Routine skin self-examination (SSE) has the potential to increase chances of early detection and treatment and may be the key to melanoma survival. Attempts to increase improve the lay public’s perceptions of the early signs of melanoma have proved effective, while those aimed at increasing accuracy of SSE with targeted interventions have been only moderately successful. Self-examination should be directed to the entire body and not only to sun exposed areas since a melanoma can arise Anywhere on the body. Any recent change in a pigmented mole, even in a small one, must be treated as an emergency and expert opinion sought immediately. Early removal can save a life.
The high-risk groups merit greater attention in screening campaigns
Who is at high risk?
- (1) there is a personal / family history of melanoma, a history of melanoma in first-degree blood relatives (e.g., a parent, child or sibling) confers an 8-fold increased risk for developing melanoma;
- (2) when there are numerous dysplastic (atypical) nevi (unusual-looking benign (noncancerous) moles, also known as dysplastic nevi);
- (3) when the skin is light-colored and heavily freckled due to excessive sun exposure and/or ultraviolet radiation from sunlamps and sunbeds.
These persons should see a dermatologist annually, do self-examination with aid of photographs and an observer for the back, at least 6 monthly, and have easy access to a dermatologist.
In addition, Computer-vision systems can facilitate early detection of small melanomas and may limit the number of biopsies to rule out melanoma performed on benign lesions.
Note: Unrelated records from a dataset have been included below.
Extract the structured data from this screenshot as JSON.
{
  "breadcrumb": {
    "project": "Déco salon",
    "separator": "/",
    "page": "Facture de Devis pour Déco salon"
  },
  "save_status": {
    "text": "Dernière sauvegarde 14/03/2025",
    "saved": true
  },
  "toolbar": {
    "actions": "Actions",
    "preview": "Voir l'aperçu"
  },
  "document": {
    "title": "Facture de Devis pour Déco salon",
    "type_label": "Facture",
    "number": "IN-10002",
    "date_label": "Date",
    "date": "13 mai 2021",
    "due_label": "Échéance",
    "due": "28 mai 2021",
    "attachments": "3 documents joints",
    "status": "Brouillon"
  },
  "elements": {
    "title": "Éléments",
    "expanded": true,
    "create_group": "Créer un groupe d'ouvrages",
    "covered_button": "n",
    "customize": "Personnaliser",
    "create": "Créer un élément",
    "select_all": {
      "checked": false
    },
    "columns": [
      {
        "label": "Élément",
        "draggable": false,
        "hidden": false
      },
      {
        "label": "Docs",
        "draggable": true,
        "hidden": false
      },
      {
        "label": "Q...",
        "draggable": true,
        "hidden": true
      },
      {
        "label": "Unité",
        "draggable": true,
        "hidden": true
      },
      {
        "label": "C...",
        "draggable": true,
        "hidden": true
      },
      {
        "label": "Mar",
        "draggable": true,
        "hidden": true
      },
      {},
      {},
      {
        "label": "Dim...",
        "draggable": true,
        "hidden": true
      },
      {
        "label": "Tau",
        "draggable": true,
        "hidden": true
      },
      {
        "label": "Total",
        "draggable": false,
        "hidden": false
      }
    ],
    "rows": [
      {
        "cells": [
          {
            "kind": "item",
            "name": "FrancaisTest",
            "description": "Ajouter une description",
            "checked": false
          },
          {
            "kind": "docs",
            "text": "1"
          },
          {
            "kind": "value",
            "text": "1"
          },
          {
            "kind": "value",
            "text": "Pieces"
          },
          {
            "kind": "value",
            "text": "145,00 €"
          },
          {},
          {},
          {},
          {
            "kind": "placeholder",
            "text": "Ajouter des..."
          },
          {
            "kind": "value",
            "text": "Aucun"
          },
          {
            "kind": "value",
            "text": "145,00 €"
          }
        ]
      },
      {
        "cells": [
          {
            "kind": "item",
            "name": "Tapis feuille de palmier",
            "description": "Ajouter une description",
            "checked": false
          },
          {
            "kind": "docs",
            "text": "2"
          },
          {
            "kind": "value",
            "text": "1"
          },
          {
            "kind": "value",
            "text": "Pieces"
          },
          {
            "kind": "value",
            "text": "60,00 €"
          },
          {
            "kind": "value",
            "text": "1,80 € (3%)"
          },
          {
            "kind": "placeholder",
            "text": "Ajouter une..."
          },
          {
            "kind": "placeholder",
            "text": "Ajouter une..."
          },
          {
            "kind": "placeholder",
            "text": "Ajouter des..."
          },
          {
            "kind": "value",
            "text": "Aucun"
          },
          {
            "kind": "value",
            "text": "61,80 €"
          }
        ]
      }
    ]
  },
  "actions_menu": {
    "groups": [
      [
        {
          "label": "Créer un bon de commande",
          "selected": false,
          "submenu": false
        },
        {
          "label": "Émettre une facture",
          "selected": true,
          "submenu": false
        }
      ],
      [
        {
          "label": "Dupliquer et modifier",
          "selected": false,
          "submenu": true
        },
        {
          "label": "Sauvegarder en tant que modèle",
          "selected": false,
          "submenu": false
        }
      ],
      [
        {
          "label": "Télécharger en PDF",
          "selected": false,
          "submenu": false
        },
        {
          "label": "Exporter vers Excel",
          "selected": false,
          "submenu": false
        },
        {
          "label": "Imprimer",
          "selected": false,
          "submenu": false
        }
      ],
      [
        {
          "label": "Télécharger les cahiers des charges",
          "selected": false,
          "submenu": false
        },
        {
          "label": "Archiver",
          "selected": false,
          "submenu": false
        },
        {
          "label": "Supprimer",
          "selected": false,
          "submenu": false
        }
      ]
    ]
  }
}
The identification and diagnosis of early melanoma will reduce unnecessary operations and may be important in reducing mortality from melanoma and impacting cost savings to the health system
- Melanoma is increasing
- Sun Damage awareness is very low
- No Vaccine is available yet
- Successful treatment available only if caught at early stages.
It is imperative to apply best clinical and ancillary diagnostic methods where prevalence expected to be highest.
A one-time total-body skin exam to hunt for melanoma in patients who are older than 50 is as cost effective as other widely accepted cancer screenings such as mammograms and Pap smears (Pap test checks for cervical cancer – referred as Pap Smears).
Most of these deaths are from cutaneous melanomas that are visible, and can be excised in time to save the patient’s life, when smaller than 6 mm.